Hello all, welcome to the next insight into my geochemical life.

In the middle of August, I finally finished my MSc Geochemistry in St Andrews by submitting my research project. After some celebratory bevs and heavy goodbyes to my classmates, it was time to begin my summer.

First of all was to head off to Paris, France to attend DINGUE (Developments In Noble Gas Understanding and Expertise) at IPGP (Institut De Physique du Globe de Paris) and Goldschmidt at Le Palais de Congres de Paris. DINGUE was a much smaller conference, where I could meet the Noble Gas research community and see how they were using it for their own geochemical research. Goldschmidt, on the other hand, was an enormous conference, with thousands of academics attending. Here, I presented the research from my project which was warmly received by several people and closely scrutinised by other authors whom I disagreed with. Overall, a great experience. It was also great to meet some current PhD students at Cambridge who I shall be spending more time with in the near future.

Secondly was the epic voyage across Japan. An incredible 3 week journey from Tokyo through Nagano, Matsumoto, Takayama, Kurashiki, Hiroshima, Kyoto and finishing in Osaka. In addition to gaining great insight into foreign culture, I also learned a key lesson about myself – I am a country boy, not a city slicker. While in Tokyo I thoroughly enjoyed experiencing the insane Japanese culture, highlighted by visits to various Temples, Shinto Shrines and unique Japanese architecture. However, my favourite experience was the fish market with the fresh sashimi. From Tokyo we went into the Japanese Alps (Nagano, Matsumoto and Takayama). The beautiful mountain setting was complemented by regionally varying food – the best of which was definitely the marbleized Hida beef. The venture to the local phenomenon of Kurashiki was fun, a preserved ancient city with an abundance of traditional Japanese architecture (likely recreated to adhere to tourist demand). The day trip to Hiroshima was sobering and inspiring. Here, we visited the Nuclear Dome ( the only piece of architecture surviving since the bomb drop), the museum and various memorials. It did a great job of not assigning blame, but instead relaying facts, showing the destruction caused by nuclear war and providing important lessons why nuclear war cannot be an option in the future. This was very sobering especially considering the topical nuclear rhetoric between the USA and North Korea. We finished the visit in Kyoto (the ancient capital before the Edo Period) and Osaka. While my time in Kyoto comprised more cultural observation, we decided to finish in Osaka to bring us back to the 21st century by visiting Universal Studios Theme Park.

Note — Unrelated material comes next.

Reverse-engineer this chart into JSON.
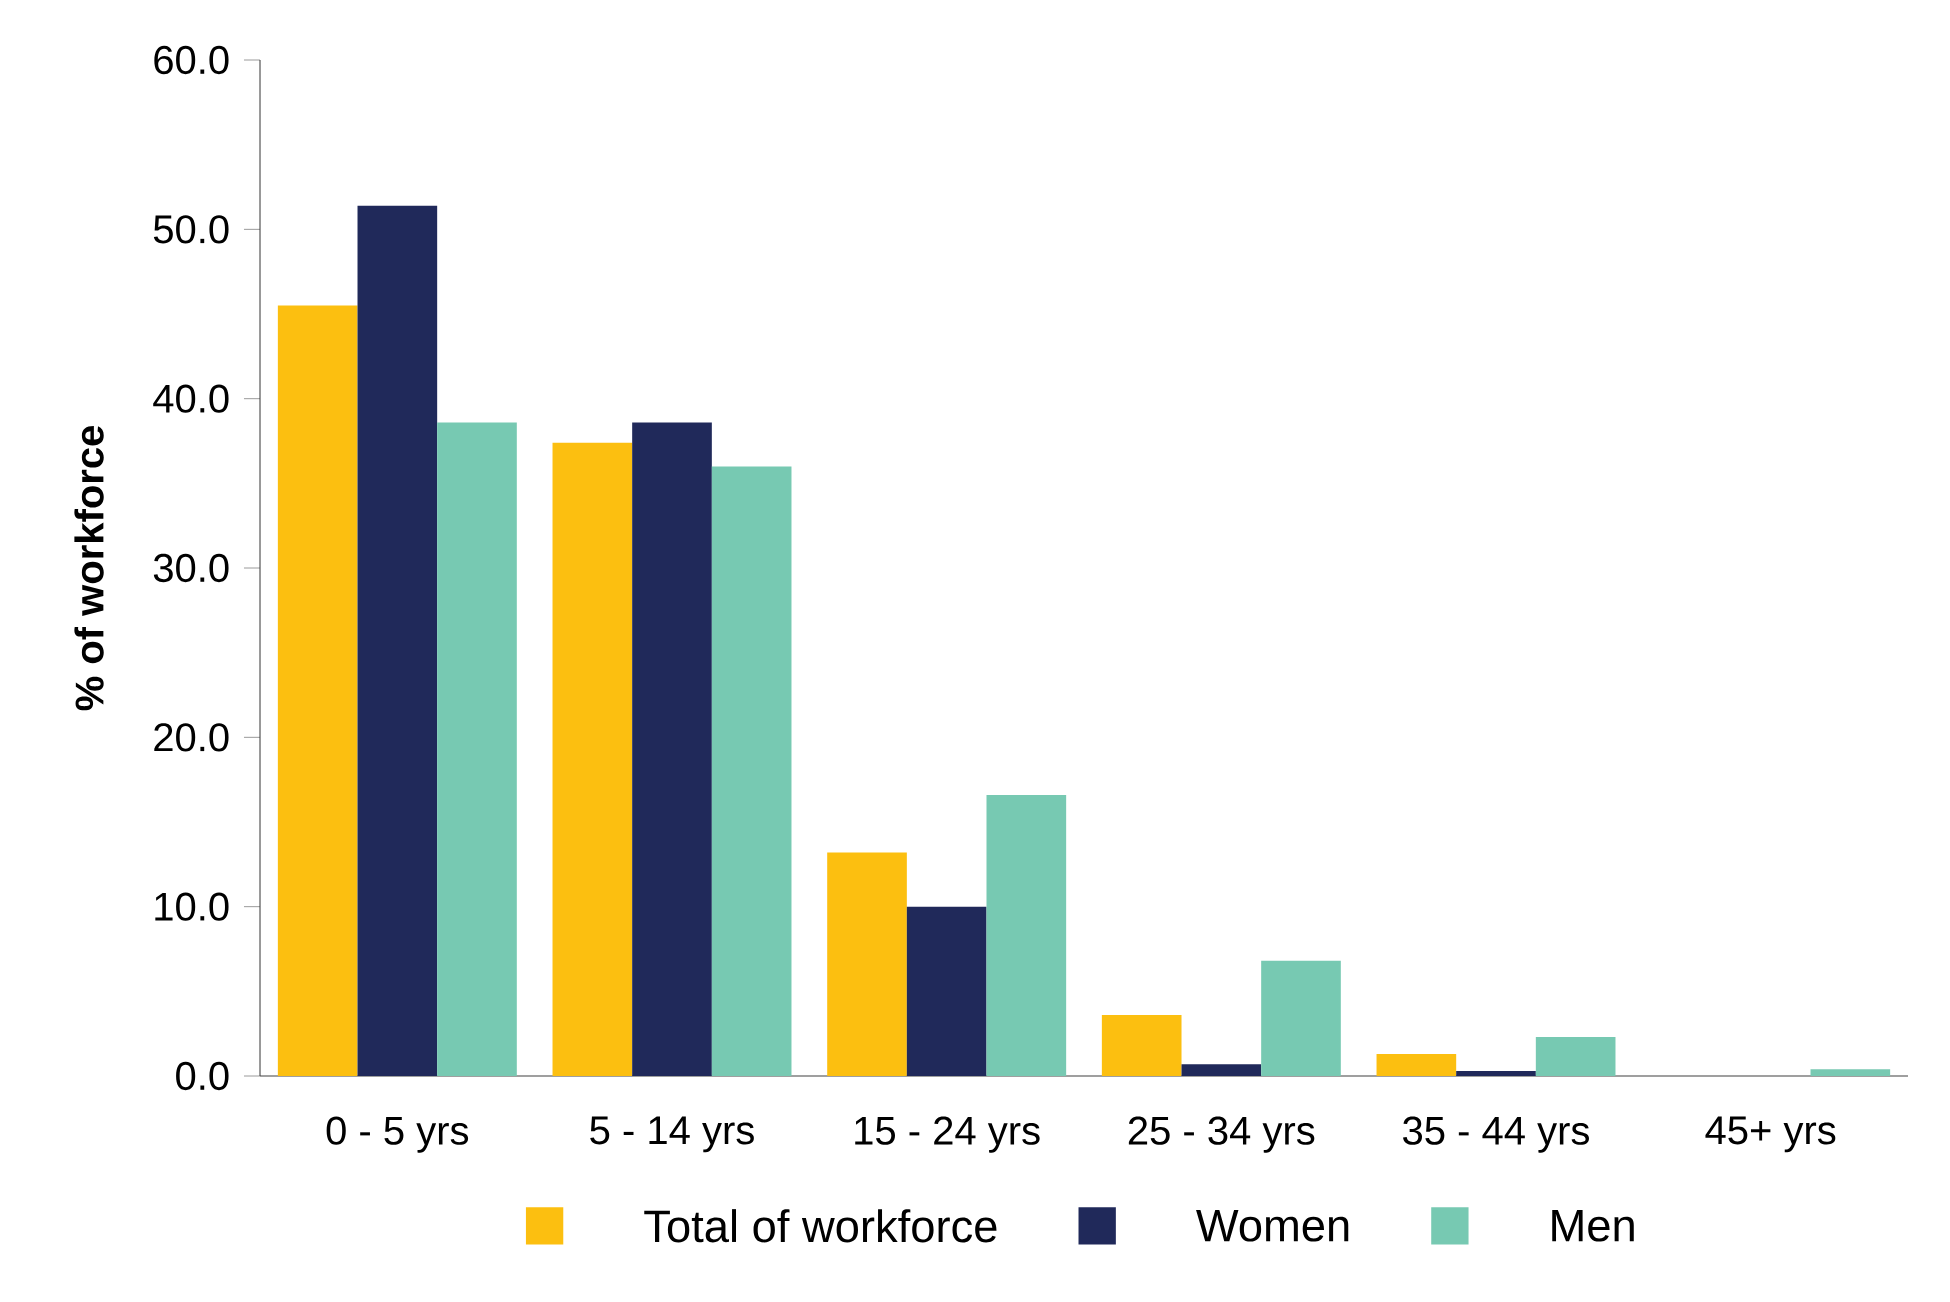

The most striking observation I made while I was in Japan was how many Japanese people identify with two different religions at the same time – Buddhism and Shintoism. An interesting religious coexistence rarely observed.

Next was a 2-week trip back to where it all began: Tega Cay, South Carolina. The trip has 4 key aims, relax, play golf, eat fried chicken and visit family. Thanks to the great weather, the local golf course, Chick-Fil-A, and journey to a BBQ comedy and music festival and a NHRA (National Hot Rod Association) drag race all these goals were successful. Although watching the Carolina Panthers at Bank of America Stadium against the Buffalo Bills was a close second, the most enjoyable aspect was visiting my Brother and Niece. Having travelled all the way from Raleigh, North Carolina, we had a great weekend together for the first time in years.

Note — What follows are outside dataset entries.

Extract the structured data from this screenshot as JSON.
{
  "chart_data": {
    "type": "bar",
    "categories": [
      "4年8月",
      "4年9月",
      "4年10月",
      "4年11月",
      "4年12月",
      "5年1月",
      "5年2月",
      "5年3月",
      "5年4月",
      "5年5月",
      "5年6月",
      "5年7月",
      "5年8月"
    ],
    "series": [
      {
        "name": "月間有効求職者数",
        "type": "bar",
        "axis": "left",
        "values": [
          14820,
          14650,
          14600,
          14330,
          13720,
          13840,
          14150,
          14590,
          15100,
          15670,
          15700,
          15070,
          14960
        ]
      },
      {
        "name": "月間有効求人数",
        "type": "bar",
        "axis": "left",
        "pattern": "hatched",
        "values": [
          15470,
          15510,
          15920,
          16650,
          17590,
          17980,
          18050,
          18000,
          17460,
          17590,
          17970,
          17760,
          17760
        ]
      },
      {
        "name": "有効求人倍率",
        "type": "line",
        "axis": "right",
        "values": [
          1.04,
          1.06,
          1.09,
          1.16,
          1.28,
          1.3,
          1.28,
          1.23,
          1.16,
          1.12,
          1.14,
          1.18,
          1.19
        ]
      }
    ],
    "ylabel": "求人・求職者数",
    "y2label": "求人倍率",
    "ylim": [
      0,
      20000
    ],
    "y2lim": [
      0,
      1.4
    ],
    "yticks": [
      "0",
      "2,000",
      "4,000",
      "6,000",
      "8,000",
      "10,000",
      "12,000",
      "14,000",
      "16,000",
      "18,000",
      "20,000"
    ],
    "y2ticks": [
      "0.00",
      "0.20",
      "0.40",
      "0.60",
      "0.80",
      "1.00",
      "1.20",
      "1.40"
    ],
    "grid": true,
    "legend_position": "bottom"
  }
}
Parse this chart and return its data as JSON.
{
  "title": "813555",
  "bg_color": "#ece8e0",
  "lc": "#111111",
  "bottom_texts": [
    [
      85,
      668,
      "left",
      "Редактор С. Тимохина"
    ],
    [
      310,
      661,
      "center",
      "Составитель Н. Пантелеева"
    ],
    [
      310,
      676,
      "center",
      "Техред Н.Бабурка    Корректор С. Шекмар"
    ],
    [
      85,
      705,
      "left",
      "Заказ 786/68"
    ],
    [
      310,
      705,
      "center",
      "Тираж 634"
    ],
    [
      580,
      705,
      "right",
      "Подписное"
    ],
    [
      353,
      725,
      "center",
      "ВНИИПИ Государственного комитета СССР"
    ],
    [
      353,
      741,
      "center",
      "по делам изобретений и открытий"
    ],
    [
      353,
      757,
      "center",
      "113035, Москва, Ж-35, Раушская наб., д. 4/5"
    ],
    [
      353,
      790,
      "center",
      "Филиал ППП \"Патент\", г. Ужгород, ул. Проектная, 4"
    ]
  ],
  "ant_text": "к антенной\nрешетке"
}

Finally, the weekend before I leave to start my PhD in Cambridge I spent time with my girlfriend on the Isle of Skye. Skye is truly a beautiful island off the west coast of Scotland and I highly advise a visit. From the lighthouse on Niest Point through the striking views at the Old Man of Storr, this weekend was the outdoor enthusiasts' dream. Beware, you need a car and avoid school holidays, this island is not well equipped for the high demand of tourism.